As Jeff Paterson said to me yesterday when I popped that question: “Has he been drafted yet? Has he been born yet?”

Part of the answer depends on who you consider a Canuck.

Is Alex Mogilny a Canuck? He played 312 games for Vancouver over five seasons, and 381 for the Buffalo Sabres over six campaigns.

Think there’s enough of a body of work there with the Canucks, and not enough discernible identification with another team for him to qualify.

There are many who believe that the first Soviet player to defect is deserving given he was more than a point-per-game player over his career, broke the 1,000-point threshold and won a Stanley Cup in New Jersey.

He’s the odds on favourite.

As for next up, Elias Pettersson has an NHL trophy, the Calder Award for top rookie, which may put him slightly ahead of Quinn Hughes amongst active Canucks. But the competition among forwards is fierce — 60-some point seasons won’t get it done — and I suspect that Hughes will have the upper-hand in time.

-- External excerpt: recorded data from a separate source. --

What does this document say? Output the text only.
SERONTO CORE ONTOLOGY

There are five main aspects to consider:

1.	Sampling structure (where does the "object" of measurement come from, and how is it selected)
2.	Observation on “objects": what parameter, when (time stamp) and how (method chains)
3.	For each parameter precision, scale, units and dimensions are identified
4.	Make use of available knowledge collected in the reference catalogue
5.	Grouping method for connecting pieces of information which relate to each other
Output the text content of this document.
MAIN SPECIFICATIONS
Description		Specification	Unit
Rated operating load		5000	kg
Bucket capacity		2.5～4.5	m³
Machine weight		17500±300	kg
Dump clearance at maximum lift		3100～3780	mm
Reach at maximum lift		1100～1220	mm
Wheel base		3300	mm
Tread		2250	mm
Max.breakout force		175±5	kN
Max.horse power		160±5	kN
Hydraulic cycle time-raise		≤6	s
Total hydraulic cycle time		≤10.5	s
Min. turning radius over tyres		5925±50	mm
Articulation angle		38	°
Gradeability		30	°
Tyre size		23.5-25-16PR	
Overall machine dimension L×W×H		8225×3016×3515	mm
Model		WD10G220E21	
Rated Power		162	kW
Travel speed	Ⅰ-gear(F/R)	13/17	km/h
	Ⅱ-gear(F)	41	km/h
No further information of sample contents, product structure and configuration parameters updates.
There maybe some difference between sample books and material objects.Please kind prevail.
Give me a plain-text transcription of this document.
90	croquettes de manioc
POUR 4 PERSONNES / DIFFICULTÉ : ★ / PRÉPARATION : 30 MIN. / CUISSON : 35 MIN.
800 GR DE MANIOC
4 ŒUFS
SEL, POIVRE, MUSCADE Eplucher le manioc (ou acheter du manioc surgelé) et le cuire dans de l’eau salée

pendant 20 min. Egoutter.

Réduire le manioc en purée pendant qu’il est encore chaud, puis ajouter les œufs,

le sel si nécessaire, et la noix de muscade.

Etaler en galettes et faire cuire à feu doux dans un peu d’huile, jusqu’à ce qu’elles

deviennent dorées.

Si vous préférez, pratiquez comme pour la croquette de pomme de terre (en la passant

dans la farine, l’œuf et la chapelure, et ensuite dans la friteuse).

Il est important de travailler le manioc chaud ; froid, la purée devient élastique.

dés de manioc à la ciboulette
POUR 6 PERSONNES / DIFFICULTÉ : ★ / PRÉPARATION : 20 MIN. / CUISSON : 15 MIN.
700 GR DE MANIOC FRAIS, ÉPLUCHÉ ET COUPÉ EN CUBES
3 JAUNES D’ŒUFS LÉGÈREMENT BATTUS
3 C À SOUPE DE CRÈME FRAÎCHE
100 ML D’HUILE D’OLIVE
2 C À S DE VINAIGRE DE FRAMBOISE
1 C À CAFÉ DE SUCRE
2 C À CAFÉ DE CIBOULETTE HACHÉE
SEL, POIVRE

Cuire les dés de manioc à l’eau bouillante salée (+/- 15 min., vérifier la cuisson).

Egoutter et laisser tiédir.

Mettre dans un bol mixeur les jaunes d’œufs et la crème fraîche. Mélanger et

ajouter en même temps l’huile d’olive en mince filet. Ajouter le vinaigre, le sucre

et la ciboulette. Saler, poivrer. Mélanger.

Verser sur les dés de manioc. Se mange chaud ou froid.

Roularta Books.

That said, both are miles away from the Hall. We are, admittedly, projecting a long way out here.

If Hughes keeps this up, he’s about 1/4 or 1/5 of the way to the Hall. He’s at 165 points now. The top-scoring defencemen who are not currently enshrined are Gary Suter at 844 points and Sergei Gonchar, at 811, both of whom may very well get in soon.

Steve Duchesne at 752 points is probably the highest-scoring defenceman who won’t get in.

So those are the rough target for Hughes points-wise, but he’ll also be judged against his peer group and needless to say there will be many current defencemen that will eventually take their honoured place in the Hall.

Zdeno Chara, Brent Burns, Erik Karlsson, Duncan Keith, Victor Hedman… and this is the list of guys with ample NHL service time. It doesn’t include the Cale Makars and Adam Foxes of the world, that younger breed of defencemen that Hughes will be compared to throughout his career.